Noting that the time it takes to create something depends on the level of difficulty of the figure, Sari reveals that while some of his creations take only a few hours, some works include intricate details and take up to seven or eight months to complete. He emphasizes the delicate nature of wooden pencils, adding that his work “Chain Brothers,” which consists of two pencils entwined with each other, took him seven months to finish. While what he does requires a lot of patience, Sari says, “You cannot give up. It’s like trying to knock down a wall by banging your head on it. You have to give up on fun and entertainment and devote yourself to your craft. Only then can you create such work.”

Sari employs all kinds of wooden pencils in his art, typically using a carpenter’s pencil, held vertically, and carving into the inner graphite “lead.” He also uses fine exam pencils, or jumbo pencils to create very small, intricate work. He sometimes uses 0.5 and 0.7 mm points for show.

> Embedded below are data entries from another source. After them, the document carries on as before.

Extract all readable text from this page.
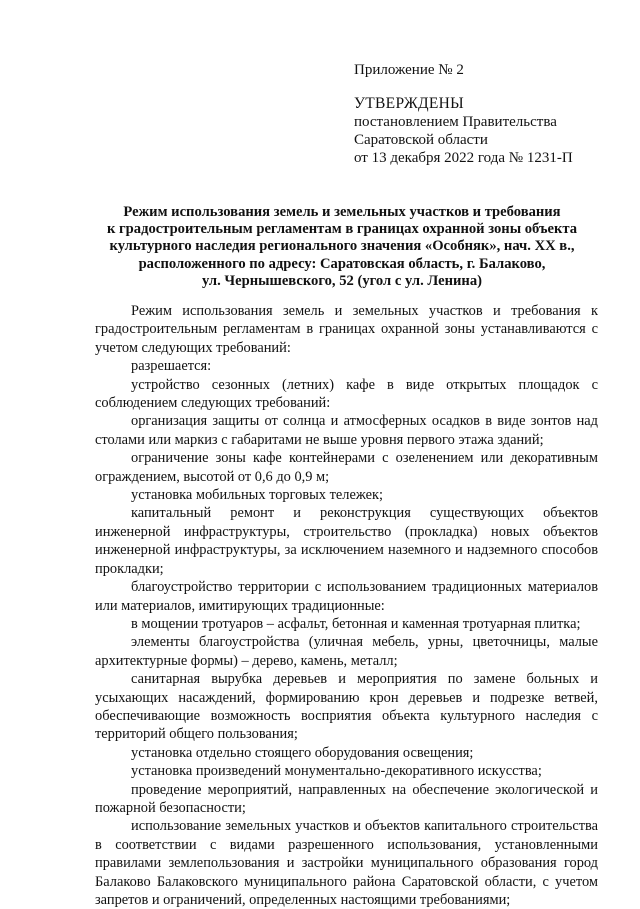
Приложение № 2
УТВЕРЖДЕНЫ
постановлением Правительства
Саратовской области
от 13 декабря 2022 года № 1231-П
Режим использования земель и земельных участков и требования
к градостроительным регламентам в границах охранной зоны объекта
культурного наследия регионального значения «Особняк», нач. XX в.,
расположенного по адресу: Саратовская область, г. Балаково,
ул. Чернышевского, 52 (угол с ул. Ленина)

Режим использования земель и земельных участков и требования к градостроительным регламентам в границах охранной зоны устанавливаются с учетом следующих требований:

разрешается:

устройство сезонных (летних) кафе в виде открытых площадок с соблюдением следующих требований:

организация защиты от солнца и атмосферных осадков в виде зонтов над столами или маркиз с габаритами не выше уровня первого этажа зданий;

ограничение зоны кафе контейнерами с озеленением или декоративным ограждением, высотой от 0,6 до 0,9 м;

установка мобильных торговых тележек;

капитальный ремонт и реконструкция существующих объектов инженерной инфраструктуры, строительство (прокладка) новых объектов инженерной инфраструктуры, за исключением наземного и надземного способов прокладки;

благоустройство территории с использованием традиционных материалов или материалов, имитирующих традиционные:

в мощении тротуаров – асфальт, бетонная и каменная тротуарная плитка;

элементы благоустройства (уличная мебель, урны, цветочницы, малые архитектурные формы) – дерево, камень, металл;

санитарная вырубка деревьев и мероприятия по замене больных и усыхающих насаждений, формированию крон деревьев и подрезке ветвей, обеспечивающие возможность восприятия объекта культурного наследия с территорий общего пользования;

установка отдельно стоящего оборудования освещения;

установка произведений монументально-декоративного искусства;

проведение мероприятий, направленных на обеспечение экологической и пожарной безопасности;

использование земельных участков и объектов капитального строительства в соответствии с видами разрешенного использования, установленными правилами землепользования и застройки муниципального образования город Балаково Балаковского муниципального района Саратовской области, с учетом запретов и ограничений, определенных настоящими требованиями;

If he is to depict a foreign structure, he first analyzes photographs of it before beginning work. He carves figures that he knows well without referring to such photographs, saying: “First, I carve the wood. Then, I add details with very thin, pointed tools and needles. When you use 0.5 mm points the details are very hard to see with the naked eye. You have to hold your breath. It takes a lot of time, is hard on the eyes and causes dry eye.”

Sari says that his new dream is to carve the Eiffel Tower on a strand of hair. Having already displayed his art at three different exhibitions in Istanbul, he says, “Becoming a world-renowned person is every artist’s dream. So it’s also my dream and objective. I would like to devote all my time to this work in the future.”